Unter Umständen Stützfilter (faserfrei, z.B. Membranfilter mit einem mittleren Porendurchmesser > 5 µm).

Aceton, Glycerintriacetat (Triacetin).

1.5 Zubehör

Objektmikrometer (Unterteilung in 2 µm oder 10 µm).

Testpräparat HSE/NPL Mark II.³

Pipette, Pinzette, Skalpell, mikroskopische Objektträger, Deckgläschen.

2 Probenahme

2.1 Vorbereiten der Messfilter

Membranfilter einer neuen Charge werden vor ihrer Verwendung für die Probenahme hinsichtlich ihrer Verunreinigung durch faserförmige Partikel überprüft. Dazu werden aus einer neuen Charge wenigstens 2 Filter entnommen, entsprechend Abschnitt 3 präpariert und nach Abschnitt 4 ausgewertet. Die dadurch festgestellte Untergrundverschmutzung soll nicht mehr als 2 faserförmige Partikel je ausgewertetem Filter betragen. Werden auf einem der Filter 3 faserförmige Partikel festgestellt, wird die Prozedur für ein weiteres leeres Filter wiederholt. Werden auf einem Filter 4 oder bei der Wiederholung 3 oder mehr faserförmige Partikel festgestellt, darf die Charge nicht verwendet werden.

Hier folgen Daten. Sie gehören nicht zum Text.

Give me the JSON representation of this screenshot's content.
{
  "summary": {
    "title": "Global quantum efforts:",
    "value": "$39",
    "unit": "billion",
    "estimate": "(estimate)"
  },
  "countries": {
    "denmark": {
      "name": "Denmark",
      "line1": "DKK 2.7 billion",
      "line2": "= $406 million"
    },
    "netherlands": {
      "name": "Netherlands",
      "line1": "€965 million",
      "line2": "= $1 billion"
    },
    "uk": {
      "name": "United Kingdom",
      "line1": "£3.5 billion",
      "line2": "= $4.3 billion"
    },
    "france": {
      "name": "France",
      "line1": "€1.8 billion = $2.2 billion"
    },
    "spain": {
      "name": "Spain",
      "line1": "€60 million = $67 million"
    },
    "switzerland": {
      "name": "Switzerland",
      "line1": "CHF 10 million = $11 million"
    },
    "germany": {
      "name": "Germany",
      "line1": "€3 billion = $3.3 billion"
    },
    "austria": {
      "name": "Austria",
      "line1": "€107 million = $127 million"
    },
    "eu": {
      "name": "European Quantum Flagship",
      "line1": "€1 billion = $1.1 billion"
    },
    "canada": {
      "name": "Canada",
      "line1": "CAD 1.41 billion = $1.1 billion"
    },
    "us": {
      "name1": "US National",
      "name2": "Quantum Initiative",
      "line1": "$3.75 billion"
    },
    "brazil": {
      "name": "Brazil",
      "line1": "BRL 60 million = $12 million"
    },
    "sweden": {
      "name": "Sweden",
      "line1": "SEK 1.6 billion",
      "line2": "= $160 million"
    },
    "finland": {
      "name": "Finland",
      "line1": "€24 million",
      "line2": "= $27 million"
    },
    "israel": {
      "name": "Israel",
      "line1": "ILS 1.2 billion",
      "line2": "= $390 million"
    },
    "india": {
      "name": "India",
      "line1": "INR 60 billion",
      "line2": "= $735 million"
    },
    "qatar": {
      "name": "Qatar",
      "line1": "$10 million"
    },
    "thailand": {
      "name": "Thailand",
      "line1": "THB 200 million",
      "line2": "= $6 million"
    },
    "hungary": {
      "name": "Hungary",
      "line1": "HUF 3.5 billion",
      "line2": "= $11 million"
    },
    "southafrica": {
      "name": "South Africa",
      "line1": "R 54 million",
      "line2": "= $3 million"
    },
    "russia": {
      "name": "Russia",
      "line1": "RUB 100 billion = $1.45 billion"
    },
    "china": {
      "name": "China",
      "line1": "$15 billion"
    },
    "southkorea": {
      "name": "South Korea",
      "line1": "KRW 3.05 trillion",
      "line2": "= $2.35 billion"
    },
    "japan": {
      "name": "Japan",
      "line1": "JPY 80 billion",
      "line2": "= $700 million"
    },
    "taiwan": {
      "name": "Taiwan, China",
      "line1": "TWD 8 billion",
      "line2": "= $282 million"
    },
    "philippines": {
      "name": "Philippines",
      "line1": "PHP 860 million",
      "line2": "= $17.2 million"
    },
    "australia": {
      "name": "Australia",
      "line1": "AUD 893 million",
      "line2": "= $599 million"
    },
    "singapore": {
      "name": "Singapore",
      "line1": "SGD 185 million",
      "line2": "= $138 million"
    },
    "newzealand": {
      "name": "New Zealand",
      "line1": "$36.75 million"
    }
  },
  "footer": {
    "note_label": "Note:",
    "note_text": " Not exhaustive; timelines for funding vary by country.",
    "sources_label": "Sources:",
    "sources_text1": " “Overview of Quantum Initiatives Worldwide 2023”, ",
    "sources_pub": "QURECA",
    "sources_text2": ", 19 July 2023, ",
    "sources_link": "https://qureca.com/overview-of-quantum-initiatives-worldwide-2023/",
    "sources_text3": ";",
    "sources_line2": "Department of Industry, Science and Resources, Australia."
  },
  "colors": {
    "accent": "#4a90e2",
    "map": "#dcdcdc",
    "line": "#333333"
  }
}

Neben der Feststellung der Filterblindwerte sollte sichergestellt werden, dass die verwendeten Geräte und Betriebsmittel sauber sind und keinen Fremdeintrag faserförmiger Partikel verursachen. Chargen mit zu hoher Grundverschmutzung dürfen für die Probenahme nicht verwendet werden.

Das für die Probenahme vorbereitete Messfilter wird so in die Filterhalterung eingelegt, dass es beim Einlegen nicht beschädigt wird und ein dichter Sitz gewährleistet ist. Wird ein Stützfilter verwendet, muss der Messfilter plan aufliegen. Stützgitter dürfen nicht verwendet werden, da es ansonsten zu einer ungleichmäßigen Belegung der Filter kommt. Die Berührung der Filteroberflächen mit bloßen Fingern ist zu vermeiden. Die Filterkassetten werden bereits im Labor bestückt und verschlossen.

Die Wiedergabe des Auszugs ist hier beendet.